Não deu tempo. Não fazia nem uma semana que a cachorrona zanzava por ali e o pior aconteceu: ela entrou no cio e provocou um dos maiores pandemônios caninos que aquela área já presenciou.

Pelas semanas seguintes, cães machos de todos os tipos, tamanhos e cores começaram a "brotar", formando por vezes uma matilha ruidosa, nervosa, agressiva e bagunceira. Deslocavam-se sem parar, entre a área administrativa e a área de visitação do parque, causando os óbvios transtornos.

Diante desse cenário, dentro de um parque público, 99,9% das pessoas limitam-se a reclamar, praguejar, enxotar - inclusive os agentes públicos que teriam por obrigação pelo menos compreender as causas do problema e terem, no mínimo, uma vaga noção de como enfrentá-lo; ou de, pelo menos, colaborar com quem quer resolvê-lo.

Durante SEMANAS a perseguimos sem sucesso pela gigantesca área florestal, pouco podendo fazer para evitar o indescritível sofrimento que essa situação causa aos animais; e não só à fêmea (privada durante dias seguidos de dormir e de se alimentar), mas também aos machos, que adoecem, caem de exaustão ou se arrebentam uns aos outros em brigas terríveis.

Nessa história, pelo menos um cão morreu. Um outro, terrivelmente ferido, conseguimos salvar.

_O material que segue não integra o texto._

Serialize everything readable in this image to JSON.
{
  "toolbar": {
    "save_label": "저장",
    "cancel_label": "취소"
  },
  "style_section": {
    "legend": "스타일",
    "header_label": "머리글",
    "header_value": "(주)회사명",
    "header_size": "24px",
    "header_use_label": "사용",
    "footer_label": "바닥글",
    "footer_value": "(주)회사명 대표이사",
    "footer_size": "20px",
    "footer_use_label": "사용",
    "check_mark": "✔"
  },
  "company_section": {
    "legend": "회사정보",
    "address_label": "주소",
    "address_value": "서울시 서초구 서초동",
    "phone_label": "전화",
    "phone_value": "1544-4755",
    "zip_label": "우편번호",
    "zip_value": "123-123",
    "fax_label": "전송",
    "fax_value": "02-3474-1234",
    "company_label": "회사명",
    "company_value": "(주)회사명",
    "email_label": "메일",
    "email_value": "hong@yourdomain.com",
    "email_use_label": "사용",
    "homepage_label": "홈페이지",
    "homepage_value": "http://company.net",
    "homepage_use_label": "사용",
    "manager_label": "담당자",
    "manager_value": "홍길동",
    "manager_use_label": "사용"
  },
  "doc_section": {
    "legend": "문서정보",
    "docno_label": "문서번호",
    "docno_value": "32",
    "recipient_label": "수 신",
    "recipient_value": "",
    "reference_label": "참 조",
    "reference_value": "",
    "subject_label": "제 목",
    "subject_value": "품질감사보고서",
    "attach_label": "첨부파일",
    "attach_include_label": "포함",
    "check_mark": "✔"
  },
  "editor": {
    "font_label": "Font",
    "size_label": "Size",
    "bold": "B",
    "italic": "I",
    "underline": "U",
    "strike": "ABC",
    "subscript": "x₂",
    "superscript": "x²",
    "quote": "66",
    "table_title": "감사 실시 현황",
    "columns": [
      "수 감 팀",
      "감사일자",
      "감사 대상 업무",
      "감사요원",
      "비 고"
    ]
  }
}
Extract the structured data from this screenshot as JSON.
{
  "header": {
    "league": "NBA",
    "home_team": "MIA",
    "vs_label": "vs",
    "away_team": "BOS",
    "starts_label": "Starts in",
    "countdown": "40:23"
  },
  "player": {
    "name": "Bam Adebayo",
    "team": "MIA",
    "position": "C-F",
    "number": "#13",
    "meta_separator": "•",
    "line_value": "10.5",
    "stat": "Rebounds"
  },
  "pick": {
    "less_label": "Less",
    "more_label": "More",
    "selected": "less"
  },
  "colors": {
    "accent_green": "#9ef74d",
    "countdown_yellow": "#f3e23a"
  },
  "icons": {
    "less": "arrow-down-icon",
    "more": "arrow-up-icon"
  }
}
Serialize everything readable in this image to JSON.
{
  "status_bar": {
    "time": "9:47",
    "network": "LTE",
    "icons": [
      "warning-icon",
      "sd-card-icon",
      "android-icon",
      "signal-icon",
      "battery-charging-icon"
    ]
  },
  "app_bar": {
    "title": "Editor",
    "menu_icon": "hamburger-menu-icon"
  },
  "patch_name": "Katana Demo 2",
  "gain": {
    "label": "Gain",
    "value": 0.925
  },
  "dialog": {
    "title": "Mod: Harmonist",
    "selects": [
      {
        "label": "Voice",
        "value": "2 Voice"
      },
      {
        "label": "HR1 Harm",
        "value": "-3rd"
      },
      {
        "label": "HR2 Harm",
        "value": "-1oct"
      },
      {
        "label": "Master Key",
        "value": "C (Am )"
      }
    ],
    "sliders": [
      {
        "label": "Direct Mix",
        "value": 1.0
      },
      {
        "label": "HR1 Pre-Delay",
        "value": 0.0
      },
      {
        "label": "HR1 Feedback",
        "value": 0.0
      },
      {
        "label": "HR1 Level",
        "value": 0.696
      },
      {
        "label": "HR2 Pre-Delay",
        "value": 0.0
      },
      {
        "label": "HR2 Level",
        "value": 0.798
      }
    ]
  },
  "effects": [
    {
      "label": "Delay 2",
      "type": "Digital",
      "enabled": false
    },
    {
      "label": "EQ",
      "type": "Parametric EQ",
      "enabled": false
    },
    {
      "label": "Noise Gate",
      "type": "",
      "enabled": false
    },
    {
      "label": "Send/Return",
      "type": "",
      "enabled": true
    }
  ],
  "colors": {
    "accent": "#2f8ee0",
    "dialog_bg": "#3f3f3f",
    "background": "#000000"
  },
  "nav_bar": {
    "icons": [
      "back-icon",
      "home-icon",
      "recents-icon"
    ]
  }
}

Apavorada, com mais medo de nós (e de nossas coleiras, guias e enforcadores) do que dos cães, ela não se deixava capturar, sequer permitia que nos aproximássemos - sem entender que apenas nós poderíamos livrá-la daquele enorme problema - e desembestava toda vez que nos via.

Apenas no dia 16 de Janeiro de 2014, quase um mês após seu aparecimento, com a providencial ajuda de um porteiro do parque, que conseguiu prendê-la em sua guarita e nos chamou, finalmente conseguimos capturar a cachorrona. Exausta, magra, desnutrida e ainda muito assustada, ela foi abrigada e teve alguns dias de descanso, só comendo e dormindo. Em seguida, foi castrada.

A ruidosa matilha que tomou o parque de assalto, como era óbvio, desapareceu, permanecendo apenas os cães que por lá já viviam. Como também é óbvio, após termos capturado a cadela e feito a "mágica" de fazer desaparecer a cachorrada que incomodava, ninguém entre as pessoas que reclamavam e praguejavam nos procurou para oferecer algum tipo de ajuda para sua manutenção.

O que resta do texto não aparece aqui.